お釈迦さまの説法

ブッダに成ったゴータマは、目覚めた明るさに、苦悩からの解放をかみしめ思う存分その喜びを味わっていました。

そのような中で一つの憂いが生じました。自分は道を成した。この喜びを法(道理)として他の人にも伝えたい気持ちはあるが、この法は深く繊細であるため理解されるのは難しくかえって誤解や混乱をおこすのではないかという不安でした。そのためお釈迦さまは法を説くことをあきらめ自分ひとりの胸にしまっておこうと考えました。

その様子を梵天(ぼんてん)という神々の王が見ていました。梵天はお釈迦さまが沈黙されようとすることに驚き慌ててお釈迦さまに懇願しました。どうか我々苦しむ者たちに法をお説きください。もし説かれないならば、不浄なる者の教えがはびこるだけになってしまいます、と。

この梵天の勧請(かんじょう)を承けお釈迦さまは起ち上がりました。そして最初に法を説くにふさわしい者として、かつて苦行をして共に道を求めた五人の仲間を思いだしました。

かつての仲間は、お釈迦さまが苦行を放棄したことからゴータマは堕落したと思いこんでいました。そのため最初彼らはお釈迦さまを無視しようと示し合わせましたが、お釈迦さまの自信に満ちた威容に驚き、思わず出迎え尊敬の意を示してしまいました。

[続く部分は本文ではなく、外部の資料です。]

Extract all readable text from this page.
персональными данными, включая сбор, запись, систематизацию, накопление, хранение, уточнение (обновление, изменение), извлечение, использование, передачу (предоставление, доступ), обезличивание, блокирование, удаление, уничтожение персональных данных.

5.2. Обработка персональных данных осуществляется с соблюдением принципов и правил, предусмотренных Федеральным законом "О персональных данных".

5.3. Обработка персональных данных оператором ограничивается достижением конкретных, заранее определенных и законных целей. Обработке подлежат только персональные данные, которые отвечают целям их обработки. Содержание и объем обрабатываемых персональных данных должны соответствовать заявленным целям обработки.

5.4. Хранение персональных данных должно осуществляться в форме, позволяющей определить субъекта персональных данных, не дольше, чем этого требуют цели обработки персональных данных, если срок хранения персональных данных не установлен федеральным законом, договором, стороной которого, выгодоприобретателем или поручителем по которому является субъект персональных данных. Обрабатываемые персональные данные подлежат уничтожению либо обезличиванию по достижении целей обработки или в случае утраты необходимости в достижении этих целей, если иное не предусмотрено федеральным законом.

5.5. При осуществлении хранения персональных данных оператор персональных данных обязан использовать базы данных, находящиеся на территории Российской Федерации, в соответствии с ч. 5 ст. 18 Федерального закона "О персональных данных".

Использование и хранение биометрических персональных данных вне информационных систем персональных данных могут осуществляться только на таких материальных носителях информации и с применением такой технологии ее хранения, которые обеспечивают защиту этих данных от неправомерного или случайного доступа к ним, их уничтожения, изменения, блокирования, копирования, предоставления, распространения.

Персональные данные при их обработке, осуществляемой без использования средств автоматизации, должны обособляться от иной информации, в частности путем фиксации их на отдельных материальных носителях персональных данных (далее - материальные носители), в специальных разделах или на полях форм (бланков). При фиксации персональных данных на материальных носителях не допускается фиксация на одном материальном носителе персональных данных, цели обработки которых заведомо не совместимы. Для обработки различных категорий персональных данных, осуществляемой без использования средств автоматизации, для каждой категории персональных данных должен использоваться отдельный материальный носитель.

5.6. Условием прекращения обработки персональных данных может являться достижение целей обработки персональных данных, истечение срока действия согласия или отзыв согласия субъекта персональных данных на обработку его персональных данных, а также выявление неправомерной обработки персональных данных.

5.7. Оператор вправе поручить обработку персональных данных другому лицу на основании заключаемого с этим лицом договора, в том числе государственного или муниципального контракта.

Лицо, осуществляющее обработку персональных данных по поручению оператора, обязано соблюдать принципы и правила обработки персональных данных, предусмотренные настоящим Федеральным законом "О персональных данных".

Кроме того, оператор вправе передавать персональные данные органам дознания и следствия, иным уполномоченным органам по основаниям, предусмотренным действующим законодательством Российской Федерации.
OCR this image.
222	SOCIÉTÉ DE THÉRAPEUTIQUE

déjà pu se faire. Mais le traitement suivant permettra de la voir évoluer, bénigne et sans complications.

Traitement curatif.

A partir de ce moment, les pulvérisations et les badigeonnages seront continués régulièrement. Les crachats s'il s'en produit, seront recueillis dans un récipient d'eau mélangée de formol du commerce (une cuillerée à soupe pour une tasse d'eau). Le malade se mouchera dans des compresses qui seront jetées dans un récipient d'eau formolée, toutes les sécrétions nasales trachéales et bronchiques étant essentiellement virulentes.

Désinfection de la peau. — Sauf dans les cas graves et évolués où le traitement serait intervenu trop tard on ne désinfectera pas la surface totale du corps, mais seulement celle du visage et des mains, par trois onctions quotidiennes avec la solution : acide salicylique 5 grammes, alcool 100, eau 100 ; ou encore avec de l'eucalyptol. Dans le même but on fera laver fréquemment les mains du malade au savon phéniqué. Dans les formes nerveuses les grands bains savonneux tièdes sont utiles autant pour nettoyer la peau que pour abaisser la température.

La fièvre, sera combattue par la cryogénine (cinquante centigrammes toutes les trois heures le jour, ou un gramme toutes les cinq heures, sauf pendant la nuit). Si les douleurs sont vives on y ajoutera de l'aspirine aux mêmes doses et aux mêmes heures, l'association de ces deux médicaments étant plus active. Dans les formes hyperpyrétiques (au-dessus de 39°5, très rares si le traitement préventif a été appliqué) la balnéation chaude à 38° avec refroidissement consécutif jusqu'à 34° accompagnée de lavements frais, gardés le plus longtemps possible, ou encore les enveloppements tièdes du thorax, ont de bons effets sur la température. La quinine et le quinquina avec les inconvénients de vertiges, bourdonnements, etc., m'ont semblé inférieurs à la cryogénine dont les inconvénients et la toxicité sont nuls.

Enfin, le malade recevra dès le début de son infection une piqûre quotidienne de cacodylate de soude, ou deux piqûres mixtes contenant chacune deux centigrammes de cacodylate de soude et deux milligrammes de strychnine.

そのような彼らに、お釈迦さまは自分が目覚めた法を丁寧に丁寧に何日もかけて教え伝えました。そしてついに彼らもお釈迦さまと同じく目覚め、その明るさを知ることができました。

このお釈迦さまの最初の説法を「初転法輪(しょてんぼうりん)」といいます。まるで車輪が転がり車が動きだすように、仏教はここから始まったのでした。

成道後のお釈迦さまは街から街へ人から人へと説法の旅を歩まれました。その旅路で多くの人が仏弟子となり、お釈迦さまと同じ目覚めの明るさを得ることになりました。それはお釈迦さまが息をひきとる間際までの大いなる事業となりました。